Pubblicità bambino e iPhone: Terragni (Agia), “non normalizziamo il baby sitting elettronico”

(Foto Agia)

Un bambino di un’età apparente inferiore ai due anni, sorridente e felice con un iPhone in mano. Lo slogan: “Tutto ok, è iPhone”. Il cartellone pubblicitario, formato enorme, campeggia sul ponte che attraversa via Melchiorre Gioia a Milano, quartiere Isola, in direzione Brera-centro città. Sul cartellone anche il logo di Tim. La segnalazione è arrivata all’Autorità garante per l’infanzia e l’adolescenza (Agia) da una cittadina milanese. “L’immagine ai miei occhi è inquietante – scrive –. Perché mette insieme due mondi che dovrebbero restare lontani: da una parte l’infanzia, con la sua libertà, la sua innocenza, il suo diritto a sporcarsi, annoiarsi, inventare e conoscere il mondo; dall’altra uno strumento costruito per catturare continuamente l’attenzione, creare bisogno e rendere difficile staccarsi. Quelle manine sporche di pappa rappresentano un’età in cui tutto dovrebbe essere ancora scoperta”.

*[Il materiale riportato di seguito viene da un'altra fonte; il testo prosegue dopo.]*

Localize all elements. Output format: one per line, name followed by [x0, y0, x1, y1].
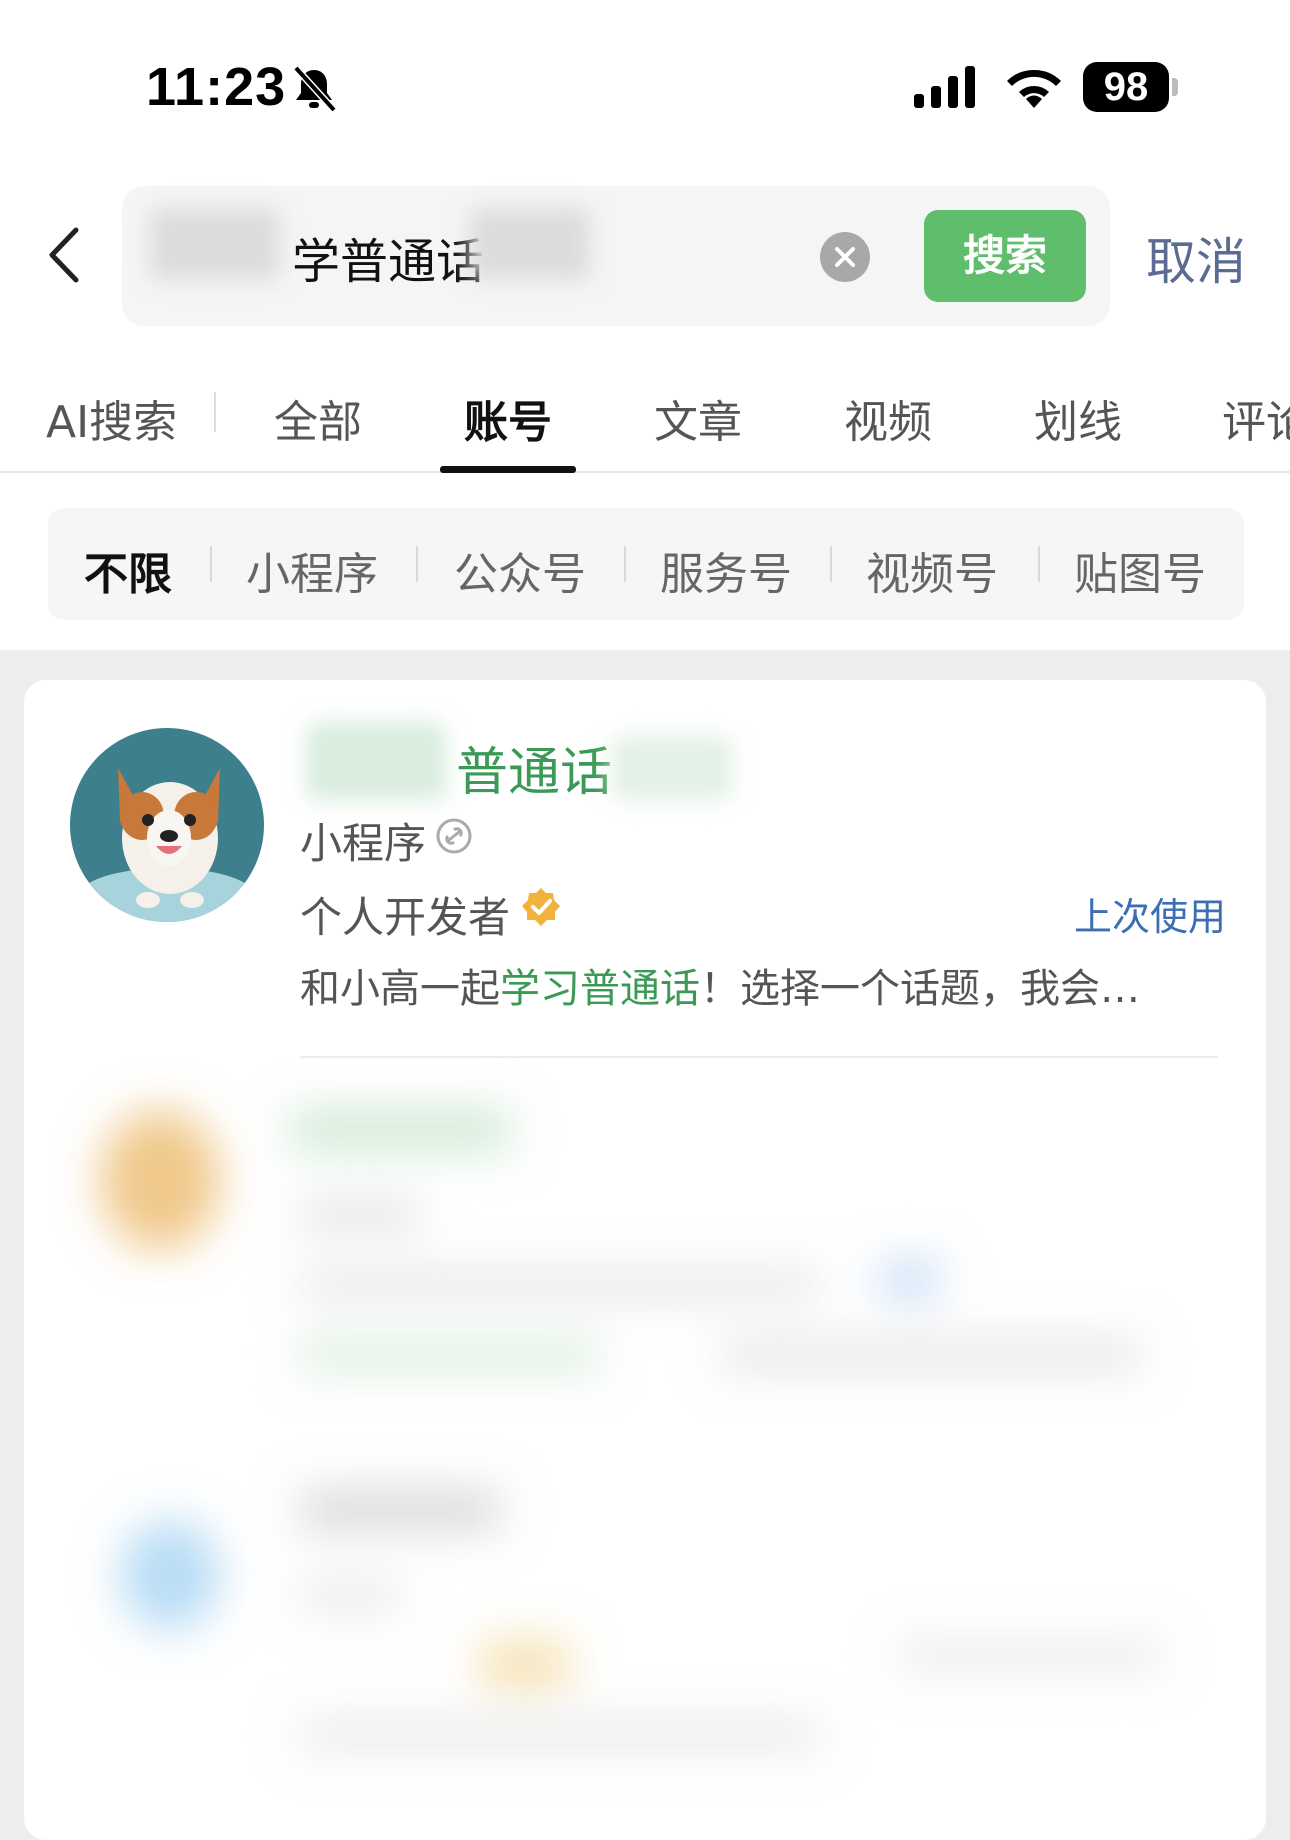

“Lo smartphone, invece – prosegue la segnalazione –, appartiene già al linguaggio della dipendenza adulta: notifiche, stimoli, immagini rapide, bisogno di essere sempre connessi. Il bambino del cartellone non ha scelto quell’oggetto. Siamo noi adulti ad averglielo messo tra le mani e a presentarglielo come qualcosa di innocente, desiderabile e perfino divertente (…) Come possiamo accettare – conclude – una pubblicità che associa un dispositivo del genere a un bambino così piccolo? Perché chi vigila sulla comunicazione pubblicitaria non interviene? Perché chi si occupa di marketing sembra non porsi un limite etico, non interrogarsi sulla responsabilità delle immagini che diffonde?”.

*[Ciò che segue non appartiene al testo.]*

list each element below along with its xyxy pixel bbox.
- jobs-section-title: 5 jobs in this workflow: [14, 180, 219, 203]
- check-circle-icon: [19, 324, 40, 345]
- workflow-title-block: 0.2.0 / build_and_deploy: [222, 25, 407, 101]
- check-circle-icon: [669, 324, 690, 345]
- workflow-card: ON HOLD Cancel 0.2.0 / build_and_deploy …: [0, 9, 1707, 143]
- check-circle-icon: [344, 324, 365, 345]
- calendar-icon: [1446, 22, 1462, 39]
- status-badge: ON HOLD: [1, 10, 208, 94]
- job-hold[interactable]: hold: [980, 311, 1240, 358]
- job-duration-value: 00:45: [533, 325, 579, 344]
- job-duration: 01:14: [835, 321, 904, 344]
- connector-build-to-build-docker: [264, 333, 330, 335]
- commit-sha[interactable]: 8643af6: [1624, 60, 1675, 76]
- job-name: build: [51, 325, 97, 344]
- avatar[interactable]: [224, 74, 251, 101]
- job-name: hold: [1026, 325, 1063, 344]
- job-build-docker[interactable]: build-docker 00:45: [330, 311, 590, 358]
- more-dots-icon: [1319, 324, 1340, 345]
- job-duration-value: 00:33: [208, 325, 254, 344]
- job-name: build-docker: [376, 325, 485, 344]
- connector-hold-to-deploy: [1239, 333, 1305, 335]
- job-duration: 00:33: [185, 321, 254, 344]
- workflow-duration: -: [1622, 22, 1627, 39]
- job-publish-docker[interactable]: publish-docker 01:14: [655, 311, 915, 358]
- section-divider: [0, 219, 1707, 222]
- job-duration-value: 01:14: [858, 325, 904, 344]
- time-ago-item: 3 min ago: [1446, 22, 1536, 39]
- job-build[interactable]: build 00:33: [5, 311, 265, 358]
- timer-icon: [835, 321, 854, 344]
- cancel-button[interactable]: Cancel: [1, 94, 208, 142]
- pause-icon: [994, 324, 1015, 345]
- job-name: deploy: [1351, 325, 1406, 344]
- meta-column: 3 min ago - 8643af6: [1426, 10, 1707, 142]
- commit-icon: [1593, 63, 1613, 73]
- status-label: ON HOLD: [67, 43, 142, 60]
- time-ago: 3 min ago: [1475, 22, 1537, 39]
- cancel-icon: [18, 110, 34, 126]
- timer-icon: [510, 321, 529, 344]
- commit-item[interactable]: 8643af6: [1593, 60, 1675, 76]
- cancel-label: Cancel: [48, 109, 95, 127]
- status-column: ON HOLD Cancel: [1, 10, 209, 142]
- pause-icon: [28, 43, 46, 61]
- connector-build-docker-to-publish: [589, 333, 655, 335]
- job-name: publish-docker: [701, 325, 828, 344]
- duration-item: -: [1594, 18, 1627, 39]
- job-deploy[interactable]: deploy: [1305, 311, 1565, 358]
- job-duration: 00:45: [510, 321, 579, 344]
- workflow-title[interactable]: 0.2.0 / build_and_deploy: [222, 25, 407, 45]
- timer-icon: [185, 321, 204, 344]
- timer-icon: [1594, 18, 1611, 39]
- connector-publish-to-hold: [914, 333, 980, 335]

“Osservazioni del tutto condivisibili”, osserva Marina Terragni, Autorità garante per l’infanzia e l’adolescenza. “Mentre in tutto il mondo si ragiona da tempo sull’età minima di accesso al digitale, questa pubblicità sembra andare in tutt’altra direzione, normalizzando quello che purtroppo ci capita di vedere con preoccupante frequenza: bambini anche molti piccoli affidati al baby-sitting elettronico, punto di avvio di una possibile dipendenza con gravi conseguenze sul loro sviluppo psicologico e cognitivo. Sono soprattutto le famiglie meno informate e culturalmente meno attrezzate a consegnare i dispositivi ai bambini – meglio: i bambini ai dispositivi – già a partire dalla primissima infanzia. Una pubblicità del genere normalizza e autorizza questi comportamenti e rischia di vanificare gli sforzi della politica e anche quelli delle famiglie auto-organizzate (come ‘Patti digitali’) muovendosi in direzione uguale e contraria”.
L’Autorità garante segnala quindi il caso all’Agcom (Autorità per le garanzie nelle comunicazioni), all’Agcm (Autorità garante della concorrenza e del cercato) e allo Iap (Istituto autodisciplina pubblicitaria) per le opportune verifiche ed eventuali iniziative.